SKOR.id – Memanfaatkan relevansi komersial dan budaya olahraga yang melonjak menjadi fokus utama bagi merek fesyen.
Strategi pemasaran olahraga yang unggul saat ini bergantung pada pembangunan kemitraan kolaboratif jangka panjang dengan para atlet dan organisasi yang sesuai dengan target konsumen suatu merek, seperti dikutip dari businessoffashion.com.
Ketika Olimpiade dan Paralimpiade Paris dimulai pada Juli 2024 nanti, jutaan penggemar global yang menonton akan melihat lebih dari sekedar atlet.
Merek-merek LVMH seperti Louis Vuitton, Dior, dan Berluti akan menyediakan seragam untuk tim-tim terpilih. Sementara medali-medali tersebut akan diperoleh dari label perhiasan kelas atas, Chaumet.
Untuk kali pertama, pertandingan ini akan menampilkan sejumlah atlet yang disponsori LVMH, termasuk perenang juara dunia Leon Marchand, pesenam artistik juara Eropa Melanie de Jesus dos Santos, dan pemain anggar peraih medali emas Olimpiade Enzo Lefort.

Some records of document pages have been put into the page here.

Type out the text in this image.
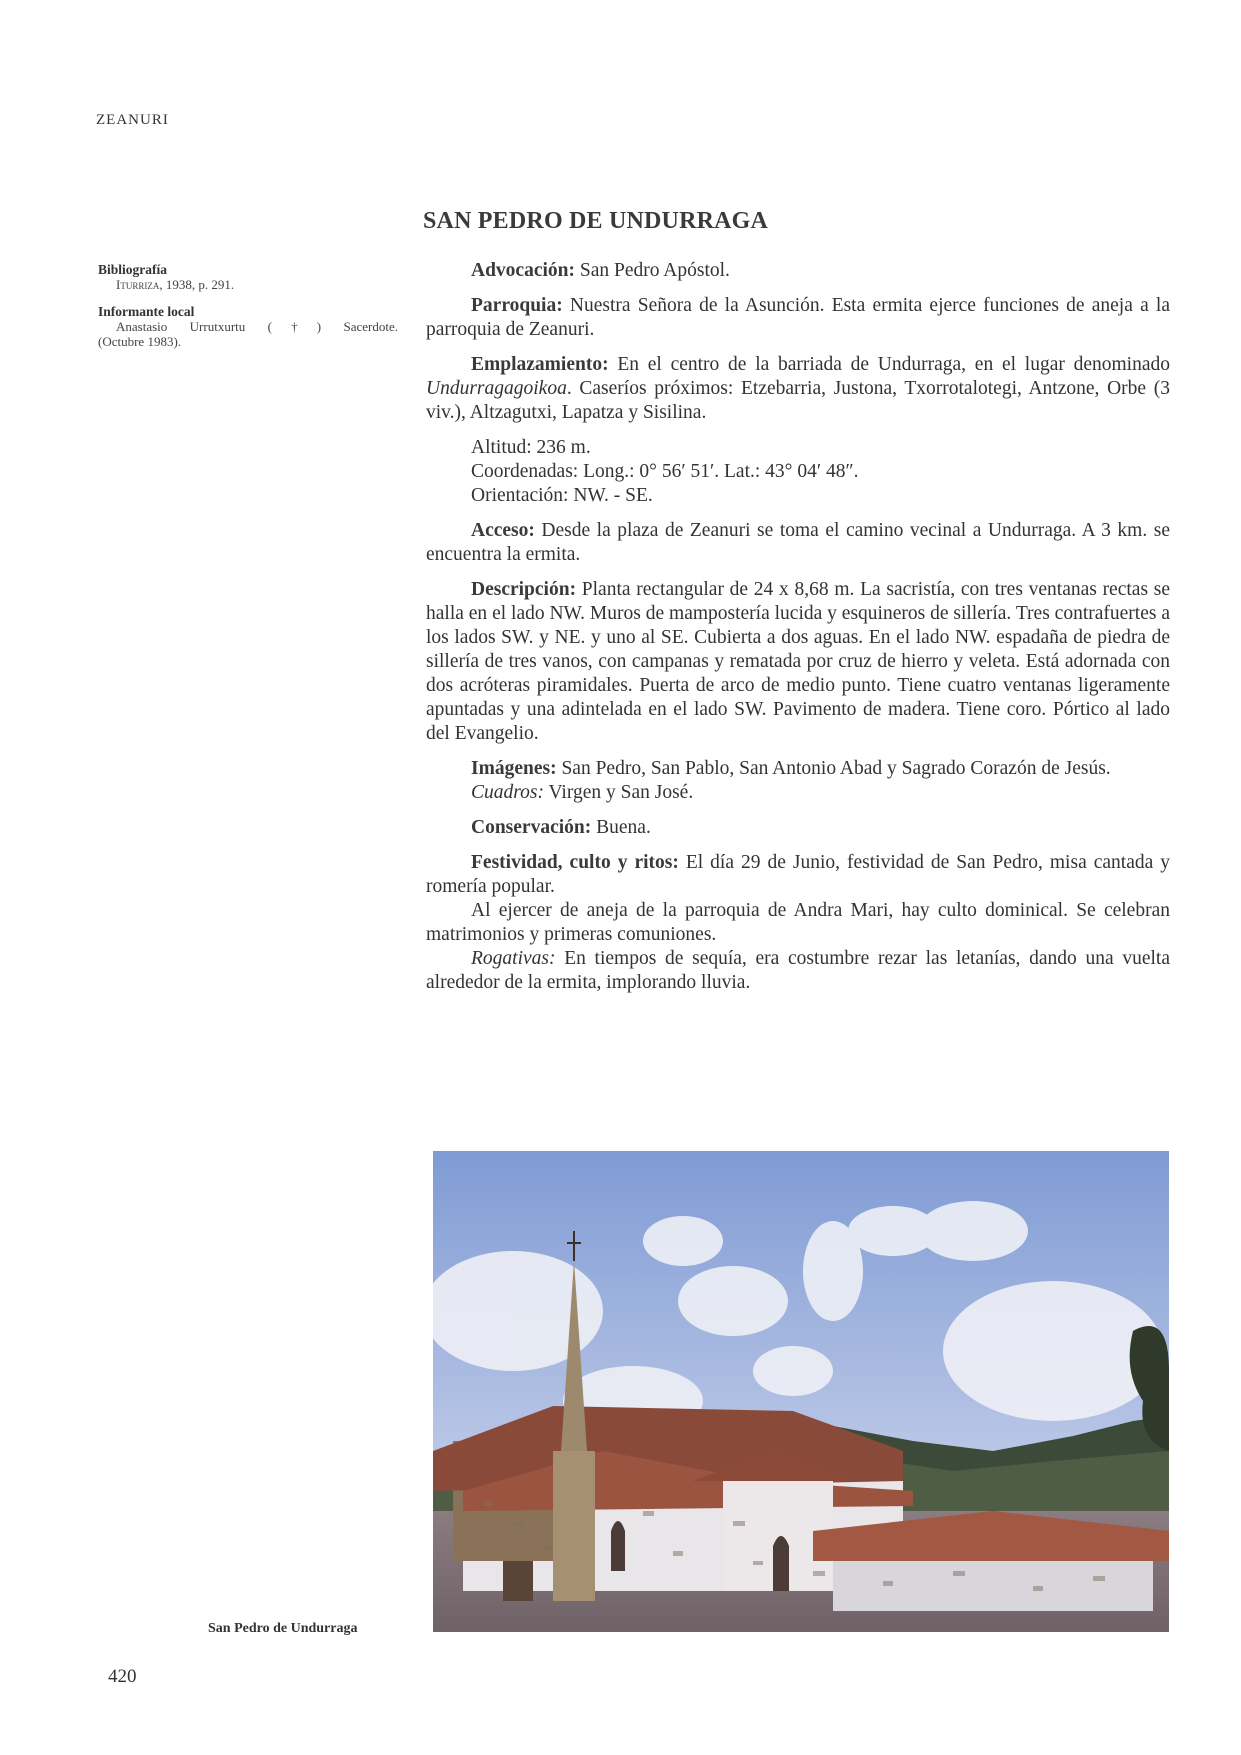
ZEANURI
Bibliografía
Iturriza, 1938, p. 291.
Informante local
Anastasio Urrutxurtu (†) Sacerdote.
(Octubre 1983).
SAN PEDRO DE UNDURRAGA

Advocación: San Pedro Apóstol.

Parroquia: Nuestra Señora de la Asunción. Esta ermita ejerce funciones de aneja a la parroquia de Zeanuri.

Emplazamiento: En el centro de la barriada de Undurraga, en el lugar denominado Undurragagoikoa. Caseríos próximos: Etzebarria, Justona, Txorrotalotegi, Antzone, Orbe (3 viv.), Altzagutxi, Lapatza y Sisilina.

Altitud: 236 m.
Coordenadas: Long.: 0° 56′ 51′. Lat.: 43° 04′ 48″.
Orientación: NW. - SE.

Acceso: Desde la plaza de Zeanuri se toma el camino vecinal a Undurraga. A 3 km. se encuentra la ermita.

Descripción: Planta rectangular de 24 x 8,68 m. La sacristía, con tres ventanas rectas se halla en el lado NW. Muros de mampostería lucida y esquineros de sillería. Tres contrafuertes a los lados SW. y NE. y uno al SE. Cubierta a dos aguas. En el lado NW. espadaña de piedra de sillería de tres vanos, con campanas y rematada por cruz de hierro y veleta. Está adornada con dos acróteras piramidales. Puerta de arco de medio punto. Tiene cuatro ventanas ligeramente apuntadas y una adintelada en el lado SW. Pavimento de madera. Tiene coro. Pórtico al lado del Evangelio.

Imágenes: San Pedro, San Pablo, San Antonio Abad y Sagrado Corazón de Jesús.

Cuadros: Virgen y San José.

Conservación: Buena.

Festividad, culto y ritos: El día 29 de Junio, festividad de San Pedro, misa cantada y romería popular.

Al ejercer de aneja de la parroquia de Andra Mari, hay culto dominical. Se celebran matrimonios y primeras comuniones.

Rogativas: En tiempos de sequía, era costumbre rezar las letanías, dando una vuelta alrededor de la ermita, implorando lluvia.

San Pedro de Undurraga
420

Kemitraan “premium” antara LVMH dan Olimpiade menandai indikasi terbesar hingga saat ini mengenai pentingnya olahraga bagi fesyen.
Hingga saat ini, olahraga merupakan salah satu arena budaya yang tersisa. Di sisi lain fesyen, dengan beberapa pengecualian, gagal membentuk hubungan jangka panjang dan bermakna. Itu kini sudah berubah.
Merek-merek fesyen mulai sadar akan nilai komersial dari olahraga seperti bola basket, sepak bola, tenis, dan Formula 1, karena mereka ingin menjadi bagian dari pasar global sponsor olahraga yang kini booming.
Hasil analisis PwC (sebelum tahun 2010 bernama PricewaterhouseCoopers) menunjukkan proyeksi pasar sponsor olahraga ini akan tumbuh dari 63,1 miliar dolar AS pada tahun 2021 menjadi 109,1 miliar dolar AS pada tahun 2030.
“Olahraga kini menjadi satu-satunya hal yang dapat ditonton melalui janji temu di TV atau disiarkan secara langsung pada saat itu – semua hal lainnya dapat dilakukan berdasarkan permintaan,” kata Clive Reeves, pemimpin olahraga PwC di Inggris.
“Untuk menjadi bahan perbincangan, Anda perlu menonton olahraga pada saat itu, yang menjadikannya satu-satunya hal yang tersisa di masyarakat yang benar-benar menarik banyak orang pada momen-momen tertentu, yang bagi merek sangatlah istimewa dan berharga.”
Sebuah Lapangan Bermain Baru
Ruang lingkup kemampuan fesyen untuk memasuki dunia olahraga telah terbuka lebar. Selain bersaing dengan perusahaan besar untuk mendapatkan sponsor tradisional pada jersey atau di sekitar stadion, merek dapat menargetkan area khusus untuk memberikan dampak yang lebih alami.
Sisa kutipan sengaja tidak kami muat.